Medicare pays for emergency services furnished to a beneficiary by a nonparticipating hospital or under arrangements made by such a hospital if the conditions of this section are met.
(a) General requirements.
(1) The services are of the type that Medicare would pay for if they were furnished by a participating hospital.
(2) The hospital has in effect an election to claim payment for all emergency services furnished in a calendar year in accordance with § 424.104.
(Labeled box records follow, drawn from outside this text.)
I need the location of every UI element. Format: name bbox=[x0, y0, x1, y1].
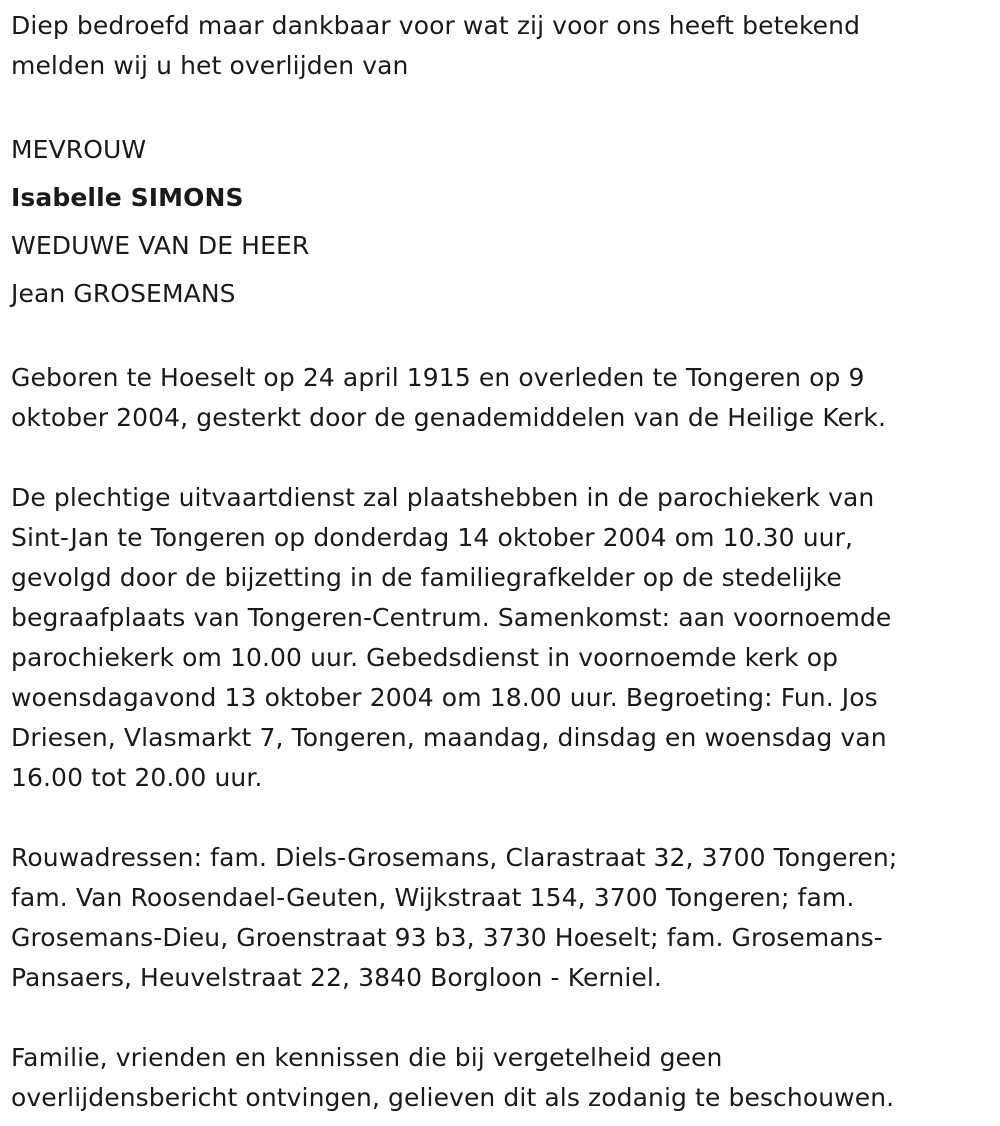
paragraph-spacer bbox=[11, 86, 991, 126]
address-line: Pansaers, Heuvelstraat 22, 3840 Borgloon - Kerniel. bbox=[11, 963, 662, 992]
funeral-line: Driesen, Vlasmarkt 7, Tongeren, maandag, dinsdag en woensdag van bbox=[11, 723, 887, 752]
closing-paragraph bbox=[11, 1038, 991, 1118]
birth-death-paragraph bbox=[11, 358, 991, 438]
deceased-block bbox=[11, 126, 991, 318]
funeral-line: 16.00 tot 20.00 uur. bbox=[11, 763, 263, 792]
deceased-relation: WEDUWE VAN DE HEER bbox=[11, 231, 310, 260]
birth-death-line: oktober 2004, gesterkt door de genademiddelen van de Heilige Kerk. bbox=[11, 403, 887, 432]
funeral-line: De plechtige uitvaartdienst zal plaatshebben in de parochiekerk van bbox=[11, 483, 875, 512]
birth-death-line: Geboren te Hoeselt op 24 april 1915 en overleden te Tongeren op 9 bbox=[11, 363, 865, 392]
funeral-line: begraafplaats van Tongeren-Centrum. Samenkomst: aan voornoemde bbox=[11, 603, 892, 632]
address-line: Grosemans-Dieu, Groenstraat 93 b3, 3730 Hoeselt; fam. Grosemans- bbox=[11, 923, 883, 952]
paragraph-spacer bbox=[11, 798, 991, 838]
paragraph-spacer bbox=[11, 318, 991, 358]
funeral-line: parochiekerk om 10.00 uur. Gebedsdienst in voornoemde kerk op bbox=[11, 643, 839, 672]
funeral-paragraph bbox=[11, 478, 991, 798]
address-line: Rouwadressen: fam. Diels-Grosemans, Clarastraat 32, 3700 Tongeren; bbox=[11, 843, 898, 872]
obituary-notice bbox=[11, 6, 991, 1118]
paragraph-spacer bbox=[11, 998, 991, 1038]
addresses-paragraph bbox=[11, 838, 991, 998]
spouse-name: Jean GROSEMANS bbox=[11, 279, 236, 308]
deceased-name: Isabelle SIMONS bbox=[11, 183, 244, 212]
funeral-line: Sint-Jan te Tongeren op donderdag 14 oktober 2004 om 10.30 uur, bbox=[11, 523, 854, 552]
funeral-line: gevolgd door de bijzetting in de familiegrafkelder op de stedelijke bbox=[11, 563, 842, 592]
address-line: fam. Van Roosendael-Geuten, Wijkstraat 154, 3700 Tongeren; fam. bbox=[11, 883, 855, 912]
closing-line: overlijdensbericht ontvingen, gelieven dit als zodanig te beschouwen. bbox=[11, 1083, 895, 1112]
closing-line: Familie, vrienden en kennissen die bij vergetelheid geen bbox=[11, 1043, 723, 1072]
intro-paragraph bbox=[11, 6, 991, 86]
funeral-line: woensdagavond 13 oktober 2004 om 18.00 uur. Begroeting: Fun. Jos bbox=[11, 683, 878, 712]
intro-line: Diep bedroefd maar dankbaar voor wat zij voor ons heeft betekend bbox=[11, 11, 861, 40]
deceased-title: MEVROUW bbox=[11, 135, 147, 164]
paragraph-spacer bbox=[11, 438, 991, 478]
intro-line: melden wij u het overlijden van bbox=[11, 51, 409, 80]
(3) The need for emergency services arose while the beneficiary was not an inpatient in a hospital.
(4) In the case of inpatient hospital services, the services are furnished during a period in which the beneficiary could not be safely discharged or transferred to a participating hospital or other institution.
(5) The determination that the hospital was the most accessible hospital available and equipped to furnish the services is made in accordance with § 424.106.
(b) Medical information requirements. A physician (or, if appropriate, the hospital) submits medical information that -
(1) Describes the nature of the emergency and specifies why it required that the beneficiary be treated in the most accessible hospital;
(2) Establishes that all the conditions in paragraph (a) of this section are met; and
(3) Indicates when the emergency ended, which, for inpatient hospital services, is the earliest date on which the beneficiary could be safely discharged or transferred to a participating hospital or other institution.